A 954-stall parking ramp in downtown St. Paul is headed to a sheriff's sale Friday after its developer, the city's Port Authority, defaulted on its payments.

The Port Authority financed the Capital City Plaza ramp's construction in 2000 with more than $20 million in revenue bonds — debt the agency intended to pay back with parking revenue. That revenue fell short. The pandemic made it even worse.

Now the ramp will be put up for auction Friday morning, though a prospective buyer has already been identified by Wells Fargo, the trustee that took over the property on behalf of the bondholders who invested in it.

Wells Fargo filed for foreclosure on the site in late 2021. According to a Jan. 14 notice from the company to bondholders, Wells Fargo plans to use credit from the payments it's owed to win the property at the sale and sell it to a buyer offering $7 million. The two parties entered into a purchase agreement that includes a confidentiality clause, according to minutes from the Port Authority's March 22 meeting.

"It's a huge ramp, and it doesn't have a kind of natural feeder to it that a lot of other ramps would have," Joe Spartz, president of the Greater St. Paul Building Owners and Managers Association, said. "I think that's part of the reason that it's been underutilized over the years."

The ramp at 50 4th St. E. has lost money since it opened in 2001. The port defaulted on its debt payments in 2009. As workers stopped commuting downtown during the pandemic, the property's revenue dropped so much that it could no longer cover operating expenses, according to Port Authority records.

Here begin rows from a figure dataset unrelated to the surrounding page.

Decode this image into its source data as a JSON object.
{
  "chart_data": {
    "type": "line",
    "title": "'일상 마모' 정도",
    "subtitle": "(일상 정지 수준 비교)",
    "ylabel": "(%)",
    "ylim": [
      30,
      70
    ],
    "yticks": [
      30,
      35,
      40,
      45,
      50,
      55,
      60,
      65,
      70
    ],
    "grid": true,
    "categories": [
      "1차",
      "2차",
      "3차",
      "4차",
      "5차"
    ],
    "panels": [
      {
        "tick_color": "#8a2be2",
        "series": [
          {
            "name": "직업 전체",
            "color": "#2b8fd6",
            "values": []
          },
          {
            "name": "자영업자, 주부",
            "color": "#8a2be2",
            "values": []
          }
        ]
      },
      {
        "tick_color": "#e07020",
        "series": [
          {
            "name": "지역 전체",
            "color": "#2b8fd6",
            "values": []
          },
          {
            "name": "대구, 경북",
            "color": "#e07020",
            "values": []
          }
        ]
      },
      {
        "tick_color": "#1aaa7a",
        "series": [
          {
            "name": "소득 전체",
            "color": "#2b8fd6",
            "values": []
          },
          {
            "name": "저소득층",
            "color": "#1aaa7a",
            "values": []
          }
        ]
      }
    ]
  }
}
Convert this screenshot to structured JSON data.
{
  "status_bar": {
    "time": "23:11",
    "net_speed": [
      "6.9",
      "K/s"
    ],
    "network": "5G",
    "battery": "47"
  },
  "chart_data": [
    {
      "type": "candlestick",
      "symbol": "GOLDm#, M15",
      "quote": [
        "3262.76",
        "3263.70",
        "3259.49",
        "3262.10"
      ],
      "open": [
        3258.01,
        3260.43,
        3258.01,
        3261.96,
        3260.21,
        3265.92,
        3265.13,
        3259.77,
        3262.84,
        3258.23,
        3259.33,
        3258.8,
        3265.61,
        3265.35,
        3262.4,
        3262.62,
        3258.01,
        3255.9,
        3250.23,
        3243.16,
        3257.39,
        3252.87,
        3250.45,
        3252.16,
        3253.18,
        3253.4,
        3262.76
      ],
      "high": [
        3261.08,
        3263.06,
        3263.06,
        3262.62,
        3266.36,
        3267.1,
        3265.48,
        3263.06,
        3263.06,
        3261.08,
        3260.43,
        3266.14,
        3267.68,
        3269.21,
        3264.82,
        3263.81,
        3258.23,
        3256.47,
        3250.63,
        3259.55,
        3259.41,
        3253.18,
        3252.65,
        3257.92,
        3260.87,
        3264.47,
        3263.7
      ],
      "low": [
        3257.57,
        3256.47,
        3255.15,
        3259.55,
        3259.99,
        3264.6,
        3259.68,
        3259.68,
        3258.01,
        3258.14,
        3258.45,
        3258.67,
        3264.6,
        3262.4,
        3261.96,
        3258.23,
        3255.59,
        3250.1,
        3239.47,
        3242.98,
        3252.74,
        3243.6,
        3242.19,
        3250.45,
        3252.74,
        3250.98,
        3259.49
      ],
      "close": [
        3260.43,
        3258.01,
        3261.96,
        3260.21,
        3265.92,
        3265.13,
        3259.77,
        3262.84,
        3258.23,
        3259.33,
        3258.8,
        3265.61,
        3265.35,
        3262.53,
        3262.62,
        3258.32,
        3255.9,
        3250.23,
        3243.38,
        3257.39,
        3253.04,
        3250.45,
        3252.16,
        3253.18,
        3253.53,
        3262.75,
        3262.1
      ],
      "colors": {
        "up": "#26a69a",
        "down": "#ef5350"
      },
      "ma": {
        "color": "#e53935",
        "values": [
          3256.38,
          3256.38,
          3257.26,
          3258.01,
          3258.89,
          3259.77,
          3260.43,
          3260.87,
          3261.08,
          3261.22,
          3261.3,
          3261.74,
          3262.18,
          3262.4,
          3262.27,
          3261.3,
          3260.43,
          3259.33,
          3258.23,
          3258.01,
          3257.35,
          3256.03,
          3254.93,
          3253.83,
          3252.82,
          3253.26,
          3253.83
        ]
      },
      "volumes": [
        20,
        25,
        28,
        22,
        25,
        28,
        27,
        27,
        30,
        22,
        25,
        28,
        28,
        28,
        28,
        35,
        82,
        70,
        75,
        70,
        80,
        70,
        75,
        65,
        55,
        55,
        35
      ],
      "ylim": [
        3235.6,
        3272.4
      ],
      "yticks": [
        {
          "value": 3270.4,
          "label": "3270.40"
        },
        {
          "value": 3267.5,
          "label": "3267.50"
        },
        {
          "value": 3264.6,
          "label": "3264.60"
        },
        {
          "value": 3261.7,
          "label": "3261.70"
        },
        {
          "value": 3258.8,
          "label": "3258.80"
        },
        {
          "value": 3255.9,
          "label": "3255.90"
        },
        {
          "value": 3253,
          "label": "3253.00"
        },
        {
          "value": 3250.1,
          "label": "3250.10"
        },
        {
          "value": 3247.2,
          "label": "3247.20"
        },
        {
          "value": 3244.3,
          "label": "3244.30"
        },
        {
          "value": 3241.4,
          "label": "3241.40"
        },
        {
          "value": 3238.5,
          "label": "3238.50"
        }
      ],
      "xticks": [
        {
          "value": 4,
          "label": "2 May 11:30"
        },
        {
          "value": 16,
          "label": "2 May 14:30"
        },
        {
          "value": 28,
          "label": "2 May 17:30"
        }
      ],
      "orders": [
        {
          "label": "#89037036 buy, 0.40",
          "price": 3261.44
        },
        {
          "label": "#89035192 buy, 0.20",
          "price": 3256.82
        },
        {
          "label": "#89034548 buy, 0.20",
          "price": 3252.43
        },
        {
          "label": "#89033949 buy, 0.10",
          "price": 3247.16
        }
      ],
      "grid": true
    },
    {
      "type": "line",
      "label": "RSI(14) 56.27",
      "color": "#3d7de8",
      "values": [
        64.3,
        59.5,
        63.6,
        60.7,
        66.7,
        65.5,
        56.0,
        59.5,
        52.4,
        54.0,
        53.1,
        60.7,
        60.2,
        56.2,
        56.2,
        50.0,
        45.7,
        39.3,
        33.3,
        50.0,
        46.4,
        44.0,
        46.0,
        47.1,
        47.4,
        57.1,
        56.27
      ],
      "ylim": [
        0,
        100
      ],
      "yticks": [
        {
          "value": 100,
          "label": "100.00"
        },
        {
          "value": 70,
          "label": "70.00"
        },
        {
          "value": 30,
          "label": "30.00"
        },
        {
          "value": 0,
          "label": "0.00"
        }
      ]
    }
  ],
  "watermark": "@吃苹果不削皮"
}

Audit documents show that at the end of 2020, the property had $16 million in assets and $75 million in liabilities, mostly consisting of unpaid debt, interest and operating losses. The port agreed to loan Allied Parking, which manages the ramp, up to $250,000 to keep the ramp open in 2021, according to the Wells Fargo notice.

A Wells Fargo spokesperson declined to comment, and the attorney representing the company did not respond to requests.

Ramp's troubled history

This isn't the first time Wells Fargo has tried to sell the ramp. In 2019, Chicago-based real estate developer John Thomas, who spent time in federal prison after pleading guilty in 2014 to defrauding an Illinois town, expressed interest in the property. Around the same time, John Rupp, who owns W.A. Frost and Co., the St. Paul Athletic Club and the Commodore, launched a lawsuit claiming he had first right to buy the property since he previously owned the land and made an agreement with the Port Authority.

The property's most recent appraisal in 2016 valued it at $9.4 million, but Wells Fargo and bondholders "believe that the Project's value has materially decreased since that time," according to the January notice.

The Port Authority frequently has a hand in development projects in St. Paul, and officials have said they changed the way they do business in the wake of the failed ramp and other defaults. The agency's former president, Lee Krueger, said in 2019 that it no longer issues revenue bonds and instead turns to outside parties to finance projects.

A Port Authority spokesperson declined a request for comment Wednesday.

About Friday's sale

Members of the public can attend the sheriff's sale at 10 a.m. Friday at 25 W. 4th St. John Eastham, commander of the Ramsey County Sheriff Office's civil process unit, said mortgage foreclosure sales normally start bidding at an amount equal to the debt owed on the property.

Potential bidders must show up at the auction with cash or a cashier's check equal to or greater than the purchase amount, Eastham said.

City Council Member Rebecca Noecker, who represents the area, said she has fielded complaints about security and maintenance issues related to the ramp.

"I don't know what the tea leaves are saying about the future of parking right now," she said . "I think it's definitely time for a new owner who can give that space the attention and make it an amenity."